Powell is known for his memorable quotes. He is one of the most quoted American statesmen. “Don’t let adverse facts stand in the way of a good decision,” he says in one of his famous quotes. And that is exactly what he did in that famous speech to the United Nations Security Council on 5 February 2003.

In that special session, as Secretary of State, he presented Washington’s case to attack Iraq. His speech however was full of misleading facts.
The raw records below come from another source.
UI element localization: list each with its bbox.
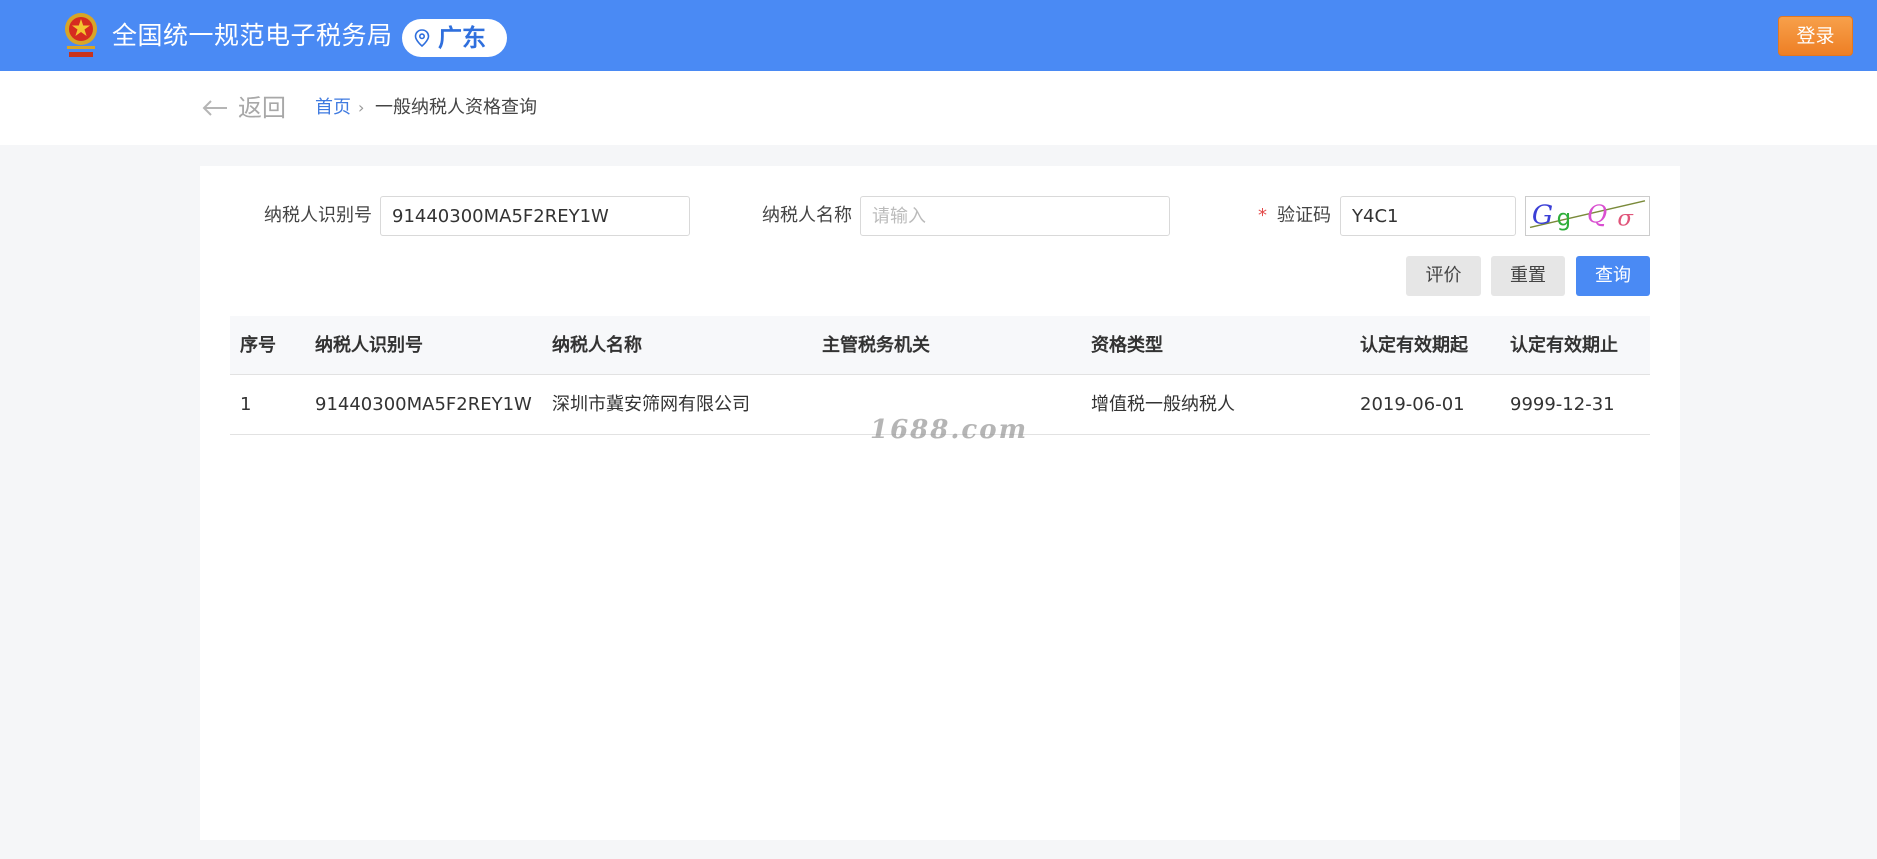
breadcrumb-current-page: 一般纳税人资格查询	[375, 97, 537, 118]
taxpayer-name-label: 纳税人名称	[762, 205, 852, 226]
cell-taxpayer-name: 深圳市冀安筛网有限公司	[552, 394, 750, 415]
column-header-valid-to: 认定有效期止	[1510, 335, 1618, 356]
cell-valid-from: 2019-06-01	[1360, 394, 1465, 415]
query-button[interactable]: 查询	[1576, 256, 1650, 296]
evaluate-button[interactable]: 评价	[1406, 256, 1481, 296]
watermark-text: 1688.com	[870, 415, 1029, 445]
column-header-qualification-type: 资格类型	[1091, 335, 1163, 356]
svg-text:G: G	[1532, 200, 1553, 231]
top-header: 全国统一规范电子税务局 广东 登录	[0, 0, 1877, 71]
svg-text:g: g	[1557, 206, 1571, 232]
captcha-label: 验证码	[1277, 205, 1331, 226]
back-label: 返回	[238, 94, 286, 122]
table-header: 序号 纳税人识别号 纳税人名称 主管税务机关 资格类型 认定有效期起 认定有效期…	[230, 316, 1650, 375]
query-panel: 纳税人识别号 纳税人名称 * 验证码 G g Q σ 评价 重置 查询 序号 纳…	[200, 166, 1680, 840]
taxpayer-id-label: 纳税人识别号	[264, 205, 372, 226]
national-emblem-logo	[65, 13, 97, 57]
taxpayer-id-input[interactable]	[380, 196, 690, 236]
location-pin-icon	[414, 29, 430, 47]
cell-index: 1	[240, 394, 252, 415]
column-header-tax-authority: 主管税务机关	[822, 335, 930, 356]
taxpayer-name-input[interactable]	[860, 196, 1170, 236]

He very well knew the ‘adverse’ facts but decided anyway to ignore them because his boss, President Bush as well as Vice-President Dick Cheney and the neocon advisers, decided that the war was ‘a good decision’.

Powell began his speech at the UN with telling a sceptic audience that “there can be no doubt that Saddam Hussein has biological weapons and the capability to rapidly produce more, many more. And he has the ability to dispense these lethal poisons and diseases in ways that can cause massive death and destruction.”

That may be true, but the fact is that the US didn’t have the evidence the administration claimed it has had. There was no evidence. It was made up. Nevertheless, Powell continued: “Every statement I make today is backed up by sources, solid sources. These are not assertions. What we are giving you are facts and conclusions based on solid intelligence.” Powell surely knew that it was a lie. His aides sitting behind him knew it too and of course ambassador Wilson knew it.

Then came the dramatic climax of that 75-minute speech, which was being broadcast live around the world. A composed, assertive Powell, looked around the room like a magician assessing the right moment to awe his audience.

“Less than a teaspoon of dry anthrax, about this amount,” he declared as he held up a small vial of white powder, a fake poison, “shut down the United States Senate in the fall of 2001,” referring to incident in which a suspicious package was delivered to the Senate in an envelope. Powell alluded to Iraq’s involvement in that incident without providing evidence and added that Iraq had never accounted for 25,000 litres of anthrax that UN inspectors earlier said Baghdad had produced.

The stunt was most probably meant for the US public, which was until then sceptic about the administration’s war plans. And that is exactly why Bush decided to send his top diplomat to the UN.

A US-wide survey released a day before the UN session revealed that as far as the debate on Iraq is concerned, 63 per cent of Americans trusted Powell while only 24 per cent trusted Bush.

A man of integrity?

Thus, a man of integrity like Powell was certainly the White House’s best bet to sell the Iraq war. The ploy worked. Multiple polls released after that speech showed a huge shift in public opinion from opposing to supporting the war. Even the opposition, the Democrats in Congress, not only supported the war following Powell’s presentation but were calling for regime change in Baghdad.

Only one person knew the truth amid the ensuing war euphoria. He knew it was all made up. Powell. But he decided nevertheless to go along, although by then he realised that the image of him holding that vial at the UN would haunt him forever. Was he naive to accept that assignment or simply an accomplice?

We will perhaps never know. But we know that deep down, he went against another one of his famous quotes: “You can’t make someone else’s choices. You shouldn’t let someone else make yours.”

Not only did he allow Bush to make his choice to face the world to justify the war, but he also allowed his legacy to be defined by a white lie dictated by his boss. And that lie, that image of him holding the small vial of white powder, is what most will remember Powell by.